The financial sector is leading the way as industries prepare for a future with artificial intelligence.

By Xische Editorial, September 3, 2018

 Source: Tostphoto/ Shutterstock

Source: Tostphoto/Shutterstock

Buying a home is one of life’s most important and stressful decisions. Even for those who can afford it, securing a long-term bond to purchase a home can be nerve-racking and difficult. Banks require detailed and complex documentation of one’s finances. Bankers have traditionally established a rapport with prospective buyers, bringing the human element to ease the anxiety of the overall experience. Imagine if that human touch was replaced by little more than a computer and advanced algorithms. Would the banks’ decisions be different? Would the experience be less stressful?

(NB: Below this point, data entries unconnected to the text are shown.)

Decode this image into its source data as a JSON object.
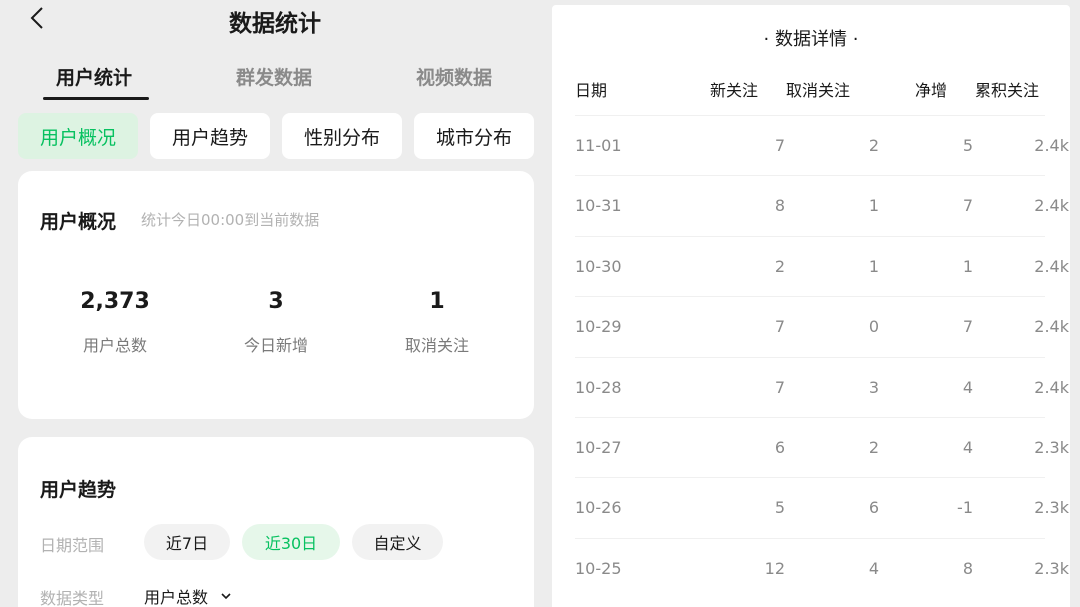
{
  "app": {
    "title": "数据统计"
  },
  "tabs": [
    {
      "label": "用户统计",
      "active": true
    },
    {
      "label": "群发数据",
      "active": false
    },
    {
      "label": "视频数据",
      "active": false
    }
  ],
  "subtabs": [
    {
      "label": "用户概况",
      "active": true
    },
    {
      "label": "用户趋势",
      "active": false
    },
    {
      "label": "性别分布",
      "active": false
    },
    {
      "label": "城市分布",
      "active": false
    }
  ],
  "overview": {
    "title": "用户概况",
    "hint": "统计今日00:00到当前数据",
    "stats": [
      {
        "value": "2,373",
        "label": "用户总数"
      },
      {
        "value": "3",
        "label": "今日新增"
      },
      {
        "value": "1",
        "label": "取消关注"
      }
    ]
  },
  "trend": {
    "title": "用户趋势",
    "date_range_label": "日期范围",
    "ranges": [
      {
        "label": "近7日",
        "active": false
      },
      {
        "label": "近30日",
        "active": true
      },
      {
        "label": "自定义",
        "active": false
      }
    ],
    "data_type_label": "数据类型",
    "data_type_value": "用户总数"
  },
  "details": {
    "title": "· 数据详情 ·",
    "headers": [
      "日期",
      "新关注",
      "取消关注",
      "净增",
      "累积关注"
    ],
    "rows": [
      [
        "11-01",
        "7",
        "2",
        "5",
        "2.4k"
      ],
      [
        "10-31",
        "8",
        "1",
        "7",
        "2.4k"
      ],
      [
        "10-30",
        "2",
        "1",
        "1",
        "2.4k"
      ],
      [
        "10-29",
        "7",
        "0",
        "7",
        "2.4k"
      ],
      [
        "10-28",
        "7",
        "3",
        "4",
        "2.4k"
      ],
      [
        "10-27",
        "6",
        "2",
        "4",
        "2.3k"
      ],
      [
        "10-26",
        "5",
        "6",
        "-1",
        "2.3k"
      ],
      [
        "10-25",
        "12",
        "4",
        "8",
        "2.3k"
      ]
    ]
  },
  "colors": {
    "accent": "#07c160",
    "accent_bg": "#ddf3e2",
    "background": "#ededed"
  }
}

This reality is already upon us, and it highlights how artificial intelligence (AI) is fundamentally transforming the finance industry. For those concerned about AI’s influence on daily life, the finance sector’s rapid embrace of AI sheds critical light on how the technology will change our lives. Of all the consumer industries, finance has done more to embrace AI in business than most.

The World Economic Forum (WEF) cast this transformation in no uncertain terms in a report published in August. “Artificial Intelligence is fundamentally changing the physics of financial services,” the executive summary noted. “It is weakening the bonds that have held together the component parts of incumbent financial institutions, opening the door to entirely new operating models and ushering in a new set of competitive dynamics that will reward institutions focused on the scale and sophistication of data much more than the scale or complexity of capital.”

This is not set to happen sometime in the future; it is happening right now. Just look at the cast of new hires at major financial institutions. Last month, JP Morgan Chase hired Apoorv Saxena, the former head of Google’s AI products. Saxena will join the bank as the head of AI and machine learning services in a clear signal of JP Morgan’s AI intent. According to CNN, the hiring flurry is confirmation that Wall Street’s biggest banks are in a race to “deploy AI, which could eventually be used for services from fraud detection to loan approval while making internal operations more efficient.”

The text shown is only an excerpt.